Von Wählen kann bei den Volkskammerwahlen gar keine Rede sein: Ein gefalteter Zettel gilt in der „Demokratie ohne Gegenstimmen” bereits als „Ja”-Stimme für die SED und die Einheitsliste mit den Blockparteien. Doch während der friedlichen Revolution im Herbst 1989 schlägt auch die Volkskammer neue Töne an.
Zettel gefaltet, reingeworfen, interessiert mich nicht. Auf diese Formel bringt ein junger Mann die Kommunalwahl in der DDR im Mai 1989. Er hat getan, was die „Demokratie ohne Gegenstimmen” erwartet, braucht keine Querelen am Arbeitsplatz zu fürchten, keine bösen Blicke der Kollegen. Das Ergebnis steht vorher fest, es ist ungefähr das gleiche wie bei den vierjährig stattfindenden Wahlen zur Volkskammer: 99 Prozent Wahlbeteiligung, fast 99 Prozent Ja-Stimmen. Wahlkabinen sind Staffage, ein gefalteter Zettel gilt als „Ja” zur Einheitsliste. „Falten gehen” nennen es die Menschen spöttisch. Parteien und Massenorganisationen sind im Wahlblock hinter der SED als „führende Kraft der Arbeiterklasse” vereint, erhalten Parlamentssitze nach festem Schlüssel, stimmen so ab, wie die SED es will. Der Volksmund nennt sie „Blockflöten”. Die so bestimmten Abgeordneten heben brav die Hand, in Debatten loben sie die Regierung. Nur zweimal im Jahr tagt die Volkskammer. Als die DDR die Abtreibung freigab, stimmten ein einziges Mal acht Abgeordnete der DDR-CDU mit „Nein”.
Die Herrschenden wollen, dass alle wählen. So können die Bürger mit Eingaben drohen, wegen Missständen nicht zur Wahl zu gehen: Es gibt keine Fernsehröhre, die Wohnung ist zu klein, vor dem Haus ein Dreckhaufen. Dann geschehen kleine Wunder. Die Wünsche werden unauffällig erfüllt. Dass die DDR Wahlen fälscht, beweisen 1989 kirchliche Gruppen. Sie zählen offiziell verkündete Ergebnisse in Wahllokalen zusammen: Es gibt viel mehr Wähler und Nein-Stimmen als amtlich für einen Ort verkündet.

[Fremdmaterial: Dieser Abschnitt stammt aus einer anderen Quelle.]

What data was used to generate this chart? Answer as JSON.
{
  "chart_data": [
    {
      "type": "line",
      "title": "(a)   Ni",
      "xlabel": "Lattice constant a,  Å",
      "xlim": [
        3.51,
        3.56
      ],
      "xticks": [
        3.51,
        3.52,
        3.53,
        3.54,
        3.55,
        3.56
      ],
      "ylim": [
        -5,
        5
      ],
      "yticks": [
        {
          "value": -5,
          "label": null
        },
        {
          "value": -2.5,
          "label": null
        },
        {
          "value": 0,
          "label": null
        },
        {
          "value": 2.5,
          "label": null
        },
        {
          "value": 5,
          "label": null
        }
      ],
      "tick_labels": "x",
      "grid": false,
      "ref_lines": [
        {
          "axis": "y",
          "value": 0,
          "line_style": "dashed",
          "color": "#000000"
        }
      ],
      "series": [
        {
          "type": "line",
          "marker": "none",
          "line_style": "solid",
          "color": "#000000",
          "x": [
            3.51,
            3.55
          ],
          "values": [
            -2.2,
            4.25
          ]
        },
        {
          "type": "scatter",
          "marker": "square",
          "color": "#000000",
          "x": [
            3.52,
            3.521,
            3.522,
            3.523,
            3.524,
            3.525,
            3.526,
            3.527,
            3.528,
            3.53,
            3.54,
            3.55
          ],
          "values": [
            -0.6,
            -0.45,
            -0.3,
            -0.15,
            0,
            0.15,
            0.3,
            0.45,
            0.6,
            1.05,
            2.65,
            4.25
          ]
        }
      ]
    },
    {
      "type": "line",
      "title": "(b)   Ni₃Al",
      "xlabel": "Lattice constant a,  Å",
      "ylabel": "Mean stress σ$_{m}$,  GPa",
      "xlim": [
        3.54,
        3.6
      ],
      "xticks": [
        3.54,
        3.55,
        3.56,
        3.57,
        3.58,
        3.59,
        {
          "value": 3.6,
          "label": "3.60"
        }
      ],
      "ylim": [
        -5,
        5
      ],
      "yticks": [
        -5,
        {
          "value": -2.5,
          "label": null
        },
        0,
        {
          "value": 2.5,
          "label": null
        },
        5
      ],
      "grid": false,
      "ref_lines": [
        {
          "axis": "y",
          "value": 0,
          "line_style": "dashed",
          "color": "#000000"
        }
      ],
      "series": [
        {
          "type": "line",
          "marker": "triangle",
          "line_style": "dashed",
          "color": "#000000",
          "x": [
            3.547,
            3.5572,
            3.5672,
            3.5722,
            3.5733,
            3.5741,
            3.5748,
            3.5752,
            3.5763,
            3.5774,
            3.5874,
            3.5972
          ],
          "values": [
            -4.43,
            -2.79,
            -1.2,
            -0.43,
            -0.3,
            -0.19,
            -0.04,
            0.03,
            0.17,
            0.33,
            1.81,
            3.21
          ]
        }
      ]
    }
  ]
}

Neue Töne schlägt die Volkskammer nach dem Mauerfall an. Am 13. November 1989 melden sich zur „Lage der DDR” fünfzig Redner, auch der greise Minister für Staatssicherheit, Erich Mielke. Sein denkwürdiger Satz „Ich liebe doch alle, … alle Menschen” sorgt bei den Abgeordneten für Kopfschütteln und Gelächter. Nur wenige Wochen zuvor wäre ein solcher Auftritt undenkbar gewesen. Zu einer Art demokratischem Vorparlament wird der Runde Tisch mit neuen und alten Parteien. Der Runde Tisch versteht sich als Kontrolle, verleiht dem neuen Ministerpräsidenten Hans Modrow (SED/PDS) etwas Legitimität.
Am 18. März 1990 wählen die Menchen in der DDR ein freies Parlament. Eine Rentnerin kommentiert vor dem Wahllokal: „Ich bin Erstwählerin.” Die Allianz für Deutschland, ein Bündnis aus der gewandelten Blockpartei CDU und den neuen Parteien DSU und Demokratischer Aufbruch, erhält 48 Prozent der Stimmen. Eine Koalition der Allianz, der SPD und Liberalen wählt Lothar de Maizière (CDU) zum Regierungschef. Diese Volkskammer, die jetzt fast täglich und manchmal bis in die frühen Morgenstunden tagt, beschließt am 21. Juni die Währungs-, Wirtschafts- und Sozialunion. Dem Beitritt der DDR zur Bundesrepublik Deutschland stimmen am 23. August 294 Abgeordnete zu, 62 nicht. Das Ende DDR ist am 3. Oktober um 0.00 Uhr besiegelt. Und mit ihm das Ende der Volkskammer.